2024 California Proposition 2

Results
| Choice | Votes | % |
| Yes | 5,752,647 | 57.04% |
| No | 4,333,475 | 42.96% |
| Valid votes | 10,086,122 | 100.00% |
| Invalid or blank votes | 0 | 0.00% |
| Total votes | 10,086,122 | 100.00% |
- ‹ The template below (Col-begin) is being considered for deletion. See templates for discussion to help reach a consensus. ›
| Yes 90–100% 80–90% 70–80% 60–70% 50–60% | No 90–100% 80–90% 70–80% 60–70% 50–60% |

= 2024 California Proposition 2 =

Proposition 2, titled Authorizing Bonds for Public Schools and Community College Facilities, was a California ballot proposition and legislative statutes that passed in the 2024 general election on November 5, 2024. The proposition authorized the issuance of $10 billion in state general obligation bonds for repair, upgrade, and construction of facilities at K–12 public schools and community colleges; this also includes charter schools throughout the state of California.
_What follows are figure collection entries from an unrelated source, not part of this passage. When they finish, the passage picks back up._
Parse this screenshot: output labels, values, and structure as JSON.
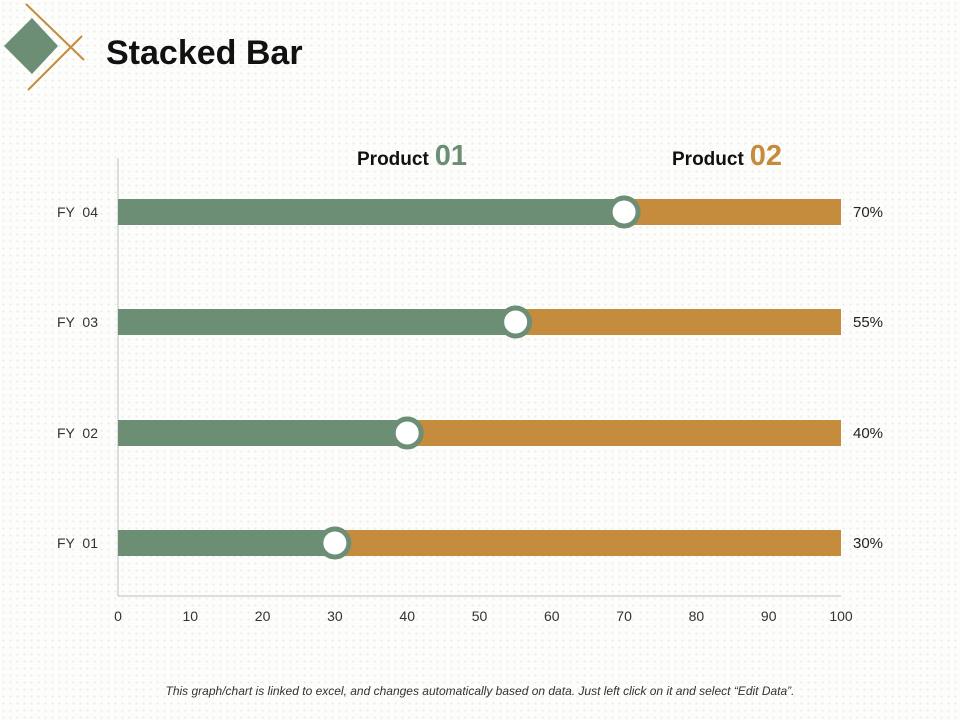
{
  "page": {
    "title": "Stacked Bar",
    "footnote": "This graph/chart is linked to excel, and changes automatically based on data. Just left click on it and select “Edit Data”."
  },
  "legend": [
    {
      "word": "Product",
      "number": "01"
    },
    {
      "word": "Product",
      "number": "02"
    }
  ],
  "colors": {
    "product_01": "#6b8e74",
    "product_02": "#c68c3e",
    "marker_fill": "#ffffff",
    "axis": "#bdbdbd",
    "decor_diamond": "#6b8e74",
    "decor_lines": "#c68c3e"
  },
  "icons": {
    "logo": "diamond-with-crossed-lines"
  },
  "chart_data": {
    "type": "bar",
    "orientation": "horizontal",
    "stacked": true,
    "categories": [
      "FY  04",
      "FY  03",
      "FY  02",
      "FY  01"
    ],
    "series": [
      {
        "name": "Product 01",
        "values": [
          70,
          55,
          40,
          30
        ]
      },
      {
        "name": "Product 02",
        "values": [
          30,
          45,
          60,
          70
        ]
      }
    ],
    "value_labels": [
      "70%",
      "55%",
      "40%",
      "30%"
    ],
    "xlim": [
      0,
      100
    ],
    "x_ticks": [
      0,
      10,
      20,
      30,
      40,
      50,
      60,
      70,
      80,
      90,
      100
    ],
    "grid": false,
    "legend_position": "top"
  }
}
The proposition also allowed for the authorization of the following:
- Funding for new facilities, to improve school health and safety conditions at existing facilities, and for classroom upgrades (e.g., science, engineering, transitional kindergarten, and vocational classrooms).
- Expansion of eligibility for financial hardship grants for small and disadvantaged school districts.
- Higher percentage of state matching funds to schools demonstrating greatest need.
- Mandatory public hearings and performance audits.
- Appropriation of money from General Fund to repay bonds.

== Supporters ==
The official support statement of the proposition argues that "many schools and community colleges are outdated and need basic health and safety repairs and upgrades to prepare students for college and careers and to retain and attract quality teachers. Prop. 2 meets those needs and requires strict taxpayer accountability so funds are spent as promised with local control."

==Opponents==
The official oppositional statement of the proposition argues that "Proposition 2 will increase our bond obligations by $10 billion, which will cost taxpayers an estimated $18 billion when repaid with interest. A bond works like a government credit card—paying off that credit card requires the government to spend more of your tax dollars! Vote NO on Prop. 2."

==Polling==

| Poll source | Date(s) administered | Sample size | Margin of error | Yes | No | Undecided |
|---|---|---|---|---|---|---|
| Public Policy Institute of California | October 7–15, 2024 | 1,137 (LV) | ± 3.7% | 52% | 46% | 2% |
| University of Southern California/CSU Long Beach/Cal Poly Pomona | September 12–25, 2024 | 1,685 (LV) | ± 2.4% | 54% | 28.5% | 17.5% |
| Public Policy Institute of California | August 29 – September 9, 2024 | 1,071 (LV) | ± 3.7% | 54% | 44% | 2% |

== Results ==
Associated Press called a "yes" vote on Proposition 2. As of November 7, 2024, AP reported that reported that 56.9% voting yes and 43.1% voting no, with 54% of votes counted.